宅建試験過去問題 平成22年試験 問45

問45

特定住宅瑕疵担保責任の履行の確保等に関する法律に基づく住宅販売瑕疵(かし)担保保証金の供託又は住宅販売瑕疵(かし)担保責任保険の締結(以下この問において「資力確保措置」という。)に関する次の記述のうち、正しいものはどれか。
  1. 宅地建物取引業者は、自ら売主として宅地建物取引業者である買主との間で新築住宅の売買契約を締結し、当該住宅を引渡す場合、資力確保措置を講ずる義務を負う。
  2. 自ら売主として新築住宅を販売する宅地建物取引業者は、住宅販売瑕疵(かし)担保保証金の供託をする場合、宅地建物取引業者でない買主に対して供託所の所在地等について記載した書面の交付及び説明を、新築住宅を引き渡すまでに行えばよい。
  3. 宅地建物取引業者は、自ら売主として新築住宅を販売する場合だけでなく、新築住宅の売買の媒介をする場合においても、資力確保措置を講ずる義務を負う。
  4. 自ら売主として新築住宅を宅地建物取引業者でない買主に引き渡した宅地建物取引業者は、基準日ごとに、当該基準日に係る資力確保措置について、その免許を受けた国土交通大臣又は都道府県知事に届け出なければならない。

正解 4

解説

  1. 誤り。取引の相手方が宅地建物取引業者である場合は、資力確保措置を講ずる義務を負いません(住宅瑕疵担保履行法2条6項2号ロ)。
    特定住宅販売瑕疵担保責任に係る新築住宅に住宅品質確保法第九十五条第一項に規定する隠れた瑕疵がある場合において、宅地建物取引業者が相当の期間を経過してもなお当該特定住宅販売瑕疵担保責任を履行しないときに、当該新築住宅の買主(宅地建物取引業者であるものを除く。第十九条第二号を除き、以下同じ。)の請求に基づき、その隠れた瑕疵によって生じた当該買主の損害をてん補すること。
  2. 誤り。
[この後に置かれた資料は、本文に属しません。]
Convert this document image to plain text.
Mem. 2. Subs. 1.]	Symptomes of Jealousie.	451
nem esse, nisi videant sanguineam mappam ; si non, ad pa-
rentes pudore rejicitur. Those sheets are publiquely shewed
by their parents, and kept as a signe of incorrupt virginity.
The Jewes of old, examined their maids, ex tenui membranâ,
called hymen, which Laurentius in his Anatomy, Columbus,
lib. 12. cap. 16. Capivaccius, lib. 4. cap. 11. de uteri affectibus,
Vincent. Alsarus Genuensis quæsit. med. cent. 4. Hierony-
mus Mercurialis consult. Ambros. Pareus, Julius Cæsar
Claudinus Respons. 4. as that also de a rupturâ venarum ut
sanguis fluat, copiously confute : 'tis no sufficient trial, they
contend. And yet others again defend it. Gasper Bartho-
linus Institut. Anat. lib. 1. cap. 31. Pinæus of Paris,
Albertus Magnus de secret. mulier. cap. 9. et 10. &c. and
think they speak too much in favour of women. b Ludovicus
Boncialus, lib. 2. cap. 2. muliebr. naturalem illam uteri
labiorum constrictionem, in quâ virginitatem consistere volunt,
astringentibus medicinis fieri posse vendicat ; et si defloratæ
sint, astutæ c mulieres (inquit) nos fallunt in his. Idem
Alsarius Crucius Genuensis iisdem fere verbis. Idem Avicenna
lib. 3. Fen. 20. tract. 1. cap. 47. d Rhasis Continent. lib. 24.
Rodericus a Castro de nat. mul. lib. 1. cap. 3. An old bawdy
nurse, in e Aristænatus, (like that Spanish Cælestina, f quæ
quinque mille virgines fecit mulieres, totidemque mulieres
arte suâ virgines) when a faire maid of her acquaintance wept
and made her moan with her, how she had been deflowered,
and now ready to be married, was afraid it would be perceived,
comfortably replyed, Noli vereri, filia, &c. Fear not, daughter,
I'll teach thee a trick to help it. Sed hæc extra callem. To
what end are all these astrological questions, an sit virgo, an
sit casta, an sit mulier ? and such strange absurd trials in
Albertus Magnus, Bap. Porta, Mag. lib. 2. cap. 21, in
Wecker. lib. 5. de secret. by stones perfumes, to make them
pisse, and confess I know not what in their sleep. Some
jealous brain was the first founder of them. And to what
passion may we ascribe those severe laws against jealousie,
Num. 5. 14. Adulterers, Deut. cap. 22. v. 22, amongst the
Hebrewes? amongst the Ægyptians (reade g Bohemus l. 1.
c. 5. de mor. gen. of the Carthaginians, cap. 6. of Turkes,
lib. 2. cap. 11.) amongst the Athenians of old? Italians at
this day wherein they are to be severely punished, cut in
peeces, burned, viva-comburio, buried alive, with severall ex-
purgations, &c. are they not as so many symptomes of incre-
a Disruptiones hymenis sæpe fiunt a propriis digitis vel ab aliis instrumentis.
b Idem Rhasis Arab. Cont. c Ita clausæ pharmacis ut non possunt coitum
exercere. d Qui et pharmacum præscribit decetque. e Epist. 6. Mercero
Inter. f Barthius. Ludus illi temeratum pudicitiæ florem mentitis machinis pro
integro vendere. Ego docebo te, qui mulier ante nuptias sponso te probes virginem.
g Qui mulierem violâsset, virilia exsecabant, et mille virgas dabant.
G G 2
自ら売主として新築住宅を販売する宅地建物取引業者は、住宅販売瑕疵担保保証金の供託をする場合、宅地建物取引業者でない買主に対して供託所の所在地等について記載した書面の交付及び説明を、売買契約締結時までにしなければなりません(住宅瑕疵担保履行法15条)。本肢は「新築住宅を引き渡すまでに」としているので誤りです。
    託宅地建物取引業者は、自ら売主となる新築住宅の買主に対し、当該新築住宅の売買契約を締結するまでに、その住宅販売瑕疵担保保証金の供託をしている供託所の所在地その他住宅販売瑕疵担保保証金に関し国土交通省令で定める事項について、これらの事項を記載した書面を交付して説明しなければならない。
  3. 誤り。資力確保措置は、宅地建物取引業者が自ら売主となるときに限られます。媒介業者には資力確保措置を講ずる義務はありません(住宅瑕疵担保履行法2条6項・11条)。
  4. [正しい]。当該基準日に係る資力確保措置について、宅地建物取引業者は、免許権者へ基準日(毎年3月末と9月末)ごとに届け出る必要があります(住宅瑕疵担保履行法12条1項)。
    前条第一項の新築住宅を引き渡した宅地建物取引業者は、基準日ごとに、当該基準日に係る住宅販売瑕疵担保保証金の供託及び同条第二項に規定する住宅販売瑕疵担保責任保険契約の締結の状況について、国土交通省令で定めるところにより、その宅地建物取引業法第三条第一項の免許を受けた国土交通大臣又は都道府県知事(信託会社等にあっては、国土交通大臣。次条において同じ。)に届け出なければならない。
したがって正しい記述は[4]です。